Кусок земли на краю света с ушедшей под землю избой, крестами с крышами и узенькой лавочкой вдоль склона на несколько лет стал для него заветной мечтой. И вот он здесь. Теперь он приходил сюда исправно по воскресеньям – на лавочке посидеть, подумать. Лавочка та установлена была на двух бревнышках так, что если сесть на нее около могил, то лицом непременно обернешься к ложбине и перед глазами вид откроется изумительный: иссиня-розовая, в изумрудных прожилках голубых алтайских елей противоположная гора, над которой разлилась небесная синь. И верной чередою, как корабли небесного флота, клубами облака уходили вдаль.
Борис Алексеевич хорошо помнил, что, когда он сам мальцом был, его отец сюда уходил по воскресеньям, чтобы с матерью посоветоваться, поговорить, с нерожденной дочкой мысленно помиловаться, помечтать да о душе подумать.
Так теперь и сам Борис делал.
– Ты, Аннушка, не обессудь, – как-то, еще в далеком отрочестве, невольно подслушал Борис разговор отца с усопшими, – я Бориса в военное училище отправлю…
Воцарилось краткое молчание.
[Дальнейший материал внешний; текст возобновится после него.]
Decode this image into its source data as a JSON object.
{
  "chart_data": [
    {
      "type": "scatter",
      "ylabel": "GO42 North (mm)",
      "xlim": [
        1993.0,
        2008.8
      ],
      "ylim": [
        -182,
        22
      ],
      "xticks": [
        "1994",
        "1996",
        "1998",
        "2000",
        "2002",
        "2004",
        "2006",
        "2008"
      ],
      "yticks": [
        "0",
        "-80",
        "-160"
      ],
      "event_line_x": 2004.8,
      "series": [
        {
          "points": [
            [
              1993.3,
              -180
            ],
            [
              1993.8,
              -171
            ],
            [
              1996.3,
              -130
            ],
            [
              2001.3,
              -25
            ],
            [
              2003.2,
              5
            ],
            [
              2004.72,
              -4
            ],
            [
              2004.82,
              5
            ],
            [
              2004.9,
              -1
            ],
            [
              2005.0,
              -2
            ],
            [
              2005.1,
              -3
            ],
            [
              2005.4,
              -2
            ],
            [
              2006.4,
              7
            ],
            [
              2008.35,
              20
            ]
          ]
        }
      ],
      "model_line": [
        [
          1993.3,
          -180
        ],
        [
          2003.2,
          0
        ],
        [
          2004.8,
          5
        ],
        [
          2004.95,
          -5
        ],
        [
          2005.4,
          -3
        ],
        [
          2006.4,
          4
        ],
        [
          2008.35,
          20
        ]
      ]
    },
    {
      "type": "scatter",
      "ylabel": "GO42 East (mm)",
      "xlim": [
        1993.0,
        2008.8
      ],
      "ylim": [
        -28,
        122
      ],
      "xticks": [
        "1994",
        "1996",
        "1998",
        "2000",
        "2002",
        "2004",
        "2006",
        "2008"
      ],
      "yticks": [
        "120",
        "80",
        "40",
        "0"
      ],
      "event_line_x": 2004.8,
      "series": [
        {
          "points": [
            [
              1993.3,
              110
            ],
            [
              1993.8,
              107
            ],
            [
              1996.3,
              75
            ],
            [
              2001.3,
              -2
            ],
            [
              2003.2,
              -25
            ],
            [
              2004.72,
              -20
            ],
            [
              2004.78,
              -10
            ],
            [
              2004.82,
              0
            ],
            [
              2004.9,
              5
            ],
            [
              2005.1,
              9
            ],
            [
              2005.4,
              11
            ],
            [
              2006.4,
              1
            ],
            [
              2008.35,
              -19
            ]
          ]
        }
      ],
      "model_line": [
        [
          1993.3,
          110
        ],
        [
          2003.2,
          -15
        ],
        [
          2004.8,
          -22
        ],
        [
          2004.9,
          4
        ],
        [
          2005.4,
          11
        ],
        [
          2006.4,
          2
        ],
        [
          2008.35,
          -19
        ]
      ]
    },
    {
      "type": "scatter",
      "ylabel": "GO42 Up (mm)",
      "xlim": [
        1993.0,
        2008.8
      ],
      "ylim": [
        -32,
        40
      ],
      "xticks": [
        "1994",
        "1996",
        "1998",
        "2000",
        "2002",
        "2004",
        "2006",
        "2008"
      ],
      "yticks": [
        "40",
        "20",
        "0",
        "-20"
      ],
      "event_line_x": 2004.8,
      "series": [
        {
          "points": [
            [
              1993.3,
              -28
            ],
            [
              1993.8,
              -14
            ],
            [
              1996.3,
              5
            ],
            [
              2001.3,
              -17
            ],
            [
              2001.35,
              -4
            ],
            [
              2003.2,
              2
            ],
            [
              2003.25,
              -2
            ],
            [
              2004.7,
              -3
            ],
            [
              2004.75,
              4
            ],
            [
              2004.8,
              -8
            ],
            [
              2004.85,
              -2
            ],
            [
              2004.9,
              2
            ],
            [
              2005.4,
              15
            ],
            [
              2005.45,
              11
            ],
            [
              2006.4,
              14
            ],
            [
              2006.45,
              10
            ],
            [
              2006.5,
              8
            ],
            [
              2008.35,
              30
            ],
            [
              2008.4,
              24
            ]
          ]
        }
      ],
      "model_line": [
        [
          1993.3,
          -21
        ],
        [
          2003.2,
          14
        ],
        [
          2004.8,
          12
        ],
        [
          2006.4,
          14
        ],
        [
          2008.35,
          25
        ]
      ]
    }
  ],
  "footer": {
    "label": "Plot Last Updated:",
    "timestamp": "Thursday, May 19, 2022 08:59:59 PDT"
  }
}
Только деревья шумели кронами и ветер тихонечко посвистывал в крестах.
– Да, помню, помню я, Аннушка, что мы с тобой условились отправить сына в ремесленное училище. Только видишь, как получается, времена нынче смутные, вести приходят одна хуже другой…
Порыв ветра заглушил голос отца на мгновение. Или, может, отец тоже замолчал.
– Надобно парню муштры привить да голову на место поставить, а то так и лишиться ее недолго. Этой самой головы-то. Понимаешь?
Все снова стихло, и отец тоже долго сидел и молчал. Борис видел его сквозь кусты дикой акации, что почти отвесно свешивались с подъема холма.
– Эх, душа моя, видела бы ты, каким парень стал ладным, сердце бы твое порадовалось. И смышленый он, и добрый, и отзывчивый, только вот слишком доверчивый. Оттого надо его к делу пристроить, чтобы мозга была начеку.
Помолчал.
– Да ты, небось, видишь все. Все знаешь. И каким Борис стал, и как мы живем без тебя, и как я тоскую по руке твоей горячей и взгляду ласковому. Эх, душа моя, какая же ты отрада была для меня, и как же мне горестно теперь… без тебя.
Плакал ли отец, неведомо, только сердце у Бориса чуть не разорвалось на кусочки, потому как воспоминания, которые он упорно гнал прочь, нахлынули на него, и он сам чуть не разрыдался. Мать всплыла в его сознании так отчетливо, что ее можно было потрогать. Наверное, ее можно было бы потрогать, если бы были силы руку протянуть. А сил не было.
– Ты, душа моя, – продолжал отец, – обними от меня дочку нашу богопреставленную. Я ее тоже Аннушкой прозываю, потому как не ведаю имени краше. А я Бориса обниму от тебя, лады?
Борис услышал, как шаги отца стали приближаться к нему, но не шелохнулся. Найдет его здесь отец – отругает. Ну и пусть. У Бориса не было сил подняться. Его словно обескровили, обессилили, чувства и воспоминания нахлынули, придавили и не давали подняться.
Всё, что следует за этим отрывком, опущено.